Democratic lawmakers are calling for an investigation following a New York Times report that in 2014, Supreme Court Justice Samuel Alito divulged the outcome of a closely watched religious freedom case, Burwell v. Hobby Lobby, during a dinner with an evangelical activist before the decision came down.

Alito denies the claim, but Senate Judiciary Committee Chairman Dick Durbin, D-Ill., said the committee is reviewing “these serious allegations.” Determining whether Alito revealed the Hobby Lobby outcome is important, but it won’t solve the court’s most serious problem: While it claims to be a nonpartisan, neutral arbiter of the law, its conservative majority was deliberately cultivated to expand religious freedom for conservative Christians at the expense of the rights of those deemed less worthy of protection.

The possible revelation of the Hobby Lobby decision — in which the court held that private corporations can demand religious exemptions from the Affordable Care Act’s requirement that employer health plans cover contraceptives — is the second Supreme Court leak in the news this year. The other involved an even greater victory for the religious right: the unsolved mystery of who leaked a draft of the decision in Dobbs v. Jackson Women’s Health Organization, overturning the right to an abortion. Both rulings were penned by Alito.

The heart of the Times story is that the alleged leak enabled the Rev. Rob Schenck, at the time a Capitol Hill-based conduit between evangelical donors and top political players, to help Hobby Lobby craft a public relations campaign ahead of the decision. The focus on his efforts, while an interesting look inside the operations of one (now repentant) activist, obscures the much larger scope and scale of the broader Christian right’s fundraising, activism and litigation over the past four decades.

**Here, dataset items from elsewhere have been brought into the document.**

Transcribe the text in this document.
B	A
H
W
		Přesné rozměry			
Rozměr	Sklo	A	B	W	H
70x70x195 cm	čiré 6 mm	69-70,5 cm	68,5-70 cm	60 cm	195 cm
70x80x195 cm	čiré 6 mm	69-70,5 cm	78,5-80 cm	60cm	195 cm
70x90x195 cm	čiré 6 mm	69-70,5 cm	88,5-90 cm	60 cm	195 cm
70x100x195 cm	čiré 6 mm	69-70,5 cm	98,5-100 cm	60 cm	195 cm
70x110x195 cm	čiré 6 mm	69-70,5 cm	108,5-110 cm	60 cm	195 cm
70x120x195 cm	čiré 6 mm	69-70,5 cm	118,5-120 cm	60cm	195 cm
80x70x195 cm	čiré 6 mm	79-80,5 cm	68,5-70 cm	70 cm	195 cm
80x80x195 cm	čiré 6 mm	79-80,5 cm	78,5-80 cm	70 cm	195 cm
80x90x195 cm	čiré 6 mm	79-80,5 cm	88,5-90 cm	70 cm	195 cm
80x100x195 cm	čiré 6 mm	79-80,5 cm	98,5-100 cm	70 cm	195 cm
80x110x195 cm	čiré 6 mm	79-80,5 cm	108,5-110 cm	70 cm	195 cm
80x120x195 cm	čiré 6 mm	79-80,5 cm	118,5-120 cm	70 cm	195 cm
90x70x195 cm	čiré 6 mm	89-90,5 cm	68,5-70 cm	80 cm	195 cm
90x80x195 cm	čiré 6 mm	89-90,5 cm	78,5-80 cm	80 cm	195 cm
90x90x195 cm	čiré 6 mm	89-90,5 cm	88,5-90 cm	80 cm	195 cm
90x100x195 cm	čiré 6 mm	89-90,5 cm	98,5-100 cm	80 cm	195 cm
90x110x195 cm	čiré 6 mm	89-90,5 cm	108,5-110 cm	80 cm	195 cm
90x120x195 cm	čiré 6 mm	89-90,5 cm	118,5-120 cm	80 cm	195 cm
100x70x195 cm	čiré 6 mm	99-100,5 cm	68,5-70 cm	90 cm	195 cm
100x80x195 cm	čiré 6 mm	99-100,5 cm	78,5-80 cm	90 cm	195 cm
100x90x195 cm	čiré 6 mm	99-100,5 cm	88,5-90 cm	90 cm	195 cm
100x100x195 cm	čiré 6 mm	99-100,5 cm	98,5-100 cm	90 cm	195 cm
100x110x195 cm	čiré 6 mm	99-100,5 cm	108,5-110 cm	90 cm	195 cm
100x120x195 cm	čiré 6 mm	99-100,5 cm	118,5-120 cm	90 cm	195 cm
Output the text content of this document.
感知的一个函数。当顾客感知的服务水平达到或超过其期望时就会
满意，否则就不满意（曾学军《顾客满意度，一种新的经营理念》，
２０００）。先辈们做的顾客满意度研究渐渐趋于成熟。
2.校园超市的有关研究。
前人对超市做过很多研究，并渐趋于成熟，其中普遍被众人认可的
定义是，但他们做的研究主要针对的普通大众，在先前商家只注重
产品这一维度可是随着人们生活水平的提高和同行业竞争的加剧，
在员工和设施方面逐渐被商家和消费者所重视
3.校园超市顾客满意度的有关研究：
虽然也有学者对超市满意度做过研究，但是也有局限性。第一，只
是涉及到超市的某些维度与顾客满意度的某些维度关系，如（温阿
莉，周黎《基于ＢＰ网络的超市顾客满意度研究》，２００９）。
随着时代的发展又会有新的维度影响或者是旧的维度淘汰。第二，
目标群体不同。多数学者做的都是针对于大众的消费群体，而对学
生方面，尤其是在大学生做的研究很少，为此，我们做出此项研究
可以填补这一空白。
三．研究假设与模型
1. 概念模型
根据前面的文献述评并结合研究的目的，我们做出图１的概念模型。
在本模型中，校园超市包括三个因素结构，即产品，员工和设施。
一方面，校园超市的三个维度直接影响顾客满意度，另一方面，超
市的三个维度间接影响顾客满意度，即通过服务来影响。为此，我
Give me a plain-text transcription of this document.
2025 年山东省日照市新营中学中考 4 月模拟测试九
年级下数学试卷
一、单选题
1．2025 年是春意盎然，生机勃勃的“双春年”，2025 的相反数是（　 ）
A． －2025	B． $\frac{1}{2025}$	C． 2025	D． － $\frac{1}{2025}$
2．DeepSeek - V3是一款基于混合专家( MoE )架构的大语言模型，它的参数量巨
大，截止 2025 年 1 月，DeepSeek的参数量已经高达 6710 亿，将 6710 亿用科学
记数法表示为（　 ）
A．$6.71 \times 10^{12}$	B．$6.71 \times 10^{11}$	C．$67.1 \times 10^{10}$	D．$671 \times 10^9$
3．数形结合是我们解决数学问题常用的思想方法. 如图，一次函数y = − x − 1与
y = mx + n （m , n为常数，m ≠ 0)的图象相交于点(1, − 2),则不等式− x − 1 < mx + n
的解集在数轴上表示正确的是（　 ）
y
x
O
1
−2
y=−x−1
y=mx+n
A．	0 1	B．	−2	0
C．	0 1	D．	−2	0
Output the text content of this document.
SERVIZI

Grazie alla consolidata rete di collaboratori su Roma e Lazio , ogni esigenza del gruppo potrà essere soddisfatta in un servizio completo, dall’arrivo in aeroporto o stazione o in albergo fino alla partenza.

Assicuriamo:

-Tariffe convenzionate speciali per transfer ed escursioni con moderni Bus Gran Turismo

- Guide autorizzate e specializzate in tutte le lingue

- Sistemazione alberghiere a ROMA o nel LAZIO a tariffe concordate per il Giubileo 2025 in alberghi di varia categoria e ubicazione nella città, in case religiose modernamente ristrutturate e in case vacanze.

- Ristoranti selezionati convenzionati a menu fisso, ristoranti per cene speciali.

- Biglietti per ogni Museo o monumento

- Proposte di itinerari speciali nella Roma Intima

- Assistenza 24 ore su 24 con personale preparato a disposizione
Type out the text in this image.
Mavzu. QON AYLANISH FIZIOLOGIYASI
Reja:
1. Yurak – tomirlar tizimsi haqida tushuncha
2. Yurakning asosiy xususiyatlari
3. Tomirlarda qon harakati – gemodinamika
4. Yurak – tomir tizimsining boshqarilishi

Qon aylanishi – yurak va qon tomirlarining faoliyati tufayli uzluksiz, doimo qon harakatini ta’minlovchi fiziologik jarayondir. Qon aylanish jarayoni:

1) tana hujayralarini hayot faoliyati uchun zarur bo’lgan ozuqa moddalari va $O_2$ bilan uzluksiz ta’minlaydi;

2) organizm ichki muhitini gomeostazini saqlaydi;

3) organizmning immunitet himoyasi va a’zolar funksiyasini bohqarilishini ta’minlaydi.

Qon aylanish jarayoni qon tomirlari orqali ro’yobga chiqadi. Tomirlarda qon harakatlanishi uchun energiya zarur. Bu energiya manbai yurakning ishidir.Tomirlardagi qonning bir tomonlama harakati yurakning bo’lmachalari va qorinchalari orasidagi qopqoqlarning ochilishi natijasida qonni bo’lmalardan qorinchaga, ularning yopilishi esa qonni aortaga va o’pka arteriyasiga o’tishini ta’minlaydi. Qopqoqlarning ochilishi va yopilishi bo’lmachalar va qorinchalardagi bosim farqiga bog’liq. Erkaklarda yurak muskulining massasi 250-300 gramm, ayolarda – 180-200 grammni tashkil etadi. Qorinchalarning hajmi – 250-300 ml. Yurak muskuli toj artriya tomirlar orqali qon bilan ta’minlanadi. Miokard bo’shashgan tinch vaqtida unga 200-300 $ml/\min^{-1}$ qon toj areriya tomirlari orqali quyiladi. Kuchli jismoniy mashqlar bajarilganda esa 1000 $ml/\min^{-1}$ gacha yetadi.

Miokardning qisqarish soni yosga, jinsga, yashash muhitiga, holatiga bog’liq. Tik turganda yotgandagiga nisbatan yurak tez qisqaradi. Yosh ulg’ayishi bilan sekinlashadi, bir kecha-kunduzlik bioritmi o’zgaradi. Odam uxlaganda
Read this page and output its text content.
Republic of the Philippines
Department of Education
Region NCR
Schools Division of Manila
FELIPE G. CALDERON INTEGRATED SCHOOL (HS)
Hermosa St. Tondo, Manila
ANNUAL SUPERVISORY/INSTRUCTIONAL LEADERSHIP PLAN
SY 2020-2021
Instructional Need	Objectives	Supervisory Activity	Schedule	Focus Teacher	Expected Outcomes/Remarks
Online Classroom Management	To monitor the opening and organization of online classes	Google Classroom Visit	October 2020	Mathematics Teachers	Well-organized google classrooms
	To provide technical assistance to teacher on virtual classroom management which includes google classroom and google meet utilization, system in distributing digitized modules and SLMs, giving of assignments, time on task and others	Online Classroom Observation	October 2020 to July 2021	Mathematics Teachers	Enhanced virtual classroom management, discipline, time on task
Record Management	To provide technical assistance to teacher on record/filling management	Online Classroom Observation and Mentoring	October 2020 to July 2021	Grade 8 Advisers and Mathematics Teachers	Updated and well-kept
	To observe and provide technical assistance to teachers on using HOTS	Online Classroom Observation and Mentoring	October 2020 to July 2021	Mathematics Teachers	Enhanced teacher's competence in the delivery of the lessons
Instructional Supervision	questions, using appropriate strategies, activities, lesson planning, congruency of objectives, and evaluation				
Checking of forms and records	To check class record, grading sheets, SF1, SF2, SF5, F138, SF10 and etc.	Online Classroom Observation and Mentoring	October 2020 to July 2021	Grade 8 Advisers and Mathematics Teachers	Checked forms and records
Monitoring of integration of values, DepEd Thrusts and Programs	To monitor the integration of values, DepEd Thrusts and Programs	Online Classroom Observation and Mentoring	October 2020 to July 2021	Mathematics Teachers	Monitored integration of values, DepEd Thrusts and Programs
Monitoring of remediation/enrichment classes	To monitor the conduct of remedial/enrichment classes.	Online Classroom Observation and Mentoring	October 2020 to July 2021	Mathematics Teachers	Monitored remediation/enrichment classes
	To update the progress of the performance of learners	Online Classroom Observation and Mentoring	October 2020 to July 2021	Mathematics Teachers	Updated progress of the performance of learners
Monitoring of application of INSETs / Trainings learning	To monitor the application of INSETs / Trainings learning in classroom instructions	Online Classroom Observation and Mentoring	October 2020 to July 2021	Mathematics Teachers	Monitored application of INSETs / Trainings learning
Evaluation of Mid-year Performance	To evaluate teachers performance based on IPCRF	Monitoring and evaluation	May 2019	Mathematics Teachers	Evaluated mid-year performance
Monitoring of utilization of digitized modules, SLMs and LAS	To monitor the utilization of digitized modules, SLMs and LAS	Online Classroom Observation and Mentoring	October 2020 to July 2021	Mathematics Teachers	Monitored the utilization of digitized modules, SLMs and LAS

The Hobby Lobby chain of arts and crafts stores already had been the subject of an intense public relations strategy to portray the contraception coverage requirement as a dire threat to the religious freedom of pious business owners. Even before the litigation, the store was a beloved brand in the Bible Belt and beyond. Its billionaire founder, David Green, was long a respected figure and a major donor in the evangelical world. Even without Schenck’s help, Hobby Lobby had already become a poster child for a burgeoning campaign to convince the court to enlarge religious freedom rights for conservative Christians.

When, in 2012, evangelical and Catholic activists attacked the Affordable Care Act’s contraception mandate, the notion of corporate religious rights was a novel legal theory. But when the court held oral arguments two years later, it was immediately clear that a majority of the court had embraced this theory. What changed? Hobby Lobby became a landmark Supreme Court decision owing to a well-funded network of lawyers and activists, and their shared ideologies with the justices who were selected for their positions on issues most important to conservative religious groups.

Before landing at the Supreme Court, Hobby Lobby won its case in the 8th Circuit Court of Appeals in an opinion authored by future Supreme Court Justice Neil Gorsuch, whose nomination was heralded by advocates for this newly expanded religious freedom. The company was represented by Kyle Duncan, a lawyer with the Becket Fund for Religious Liberty. That organization’s board members include Leonard Leo, the dark money-backed activist whose list of suggested judicial nominees was adopted by then-President Donald Trump — who nominated Duncan to the 5th Circuit Court of Appeals.

In recent decades, activists on the right have successfully eroded church-state separation with increasing speed. In Kennedy v. Bremerton School District, decided earlier this year, the court sided with a high school football coach demanding to pray with players on the field after games. These lawyers and activists have opened the door for religious business owners to refuse to serve LGBTQ people, such as 2018’s Masterpiece Cakeshop v. Colorado Civil Rights Commission, in which the court ruled for a baker who refused to make a cake for a same-sex wedding. That door could open wider in the upcoming 303 Creative v. Elenis, which concerns a web designer’s claims that a nondiscrimination law violates her free speech rights. Leo has been open about his hostility to Supreme Court precedent legalizing contraception and same-sex marriage. In a concurrence in Dobbs, Justice Clarence Thomas echoed that hostility, even criticizing the 2003 ruling in Lawrence v. Texas that made anti-sodomy laws unconstitutional.

Hobby Lobby was a key inflection point in an ongoing and largely successful right-wing campaign to undermine the separation of church and state and expand recognized religious rights of conservative Christians who claim that abortion, contraception and LGBTQ rights infringe on their religious freedom. Alito’s dinner with Schenck’s emissaries is a symptom of cozy relationships, but the wider activism that shaped the court is a far more significant threat to the court’s willingness to protect the rights of all Americans. Requiring the justices to adhere to a judicial code of conduct to curb conflicts of interest and appearances of partiality would be a welcome reform. But fixing the undemocratic ailments of the Supreme Court will require much more.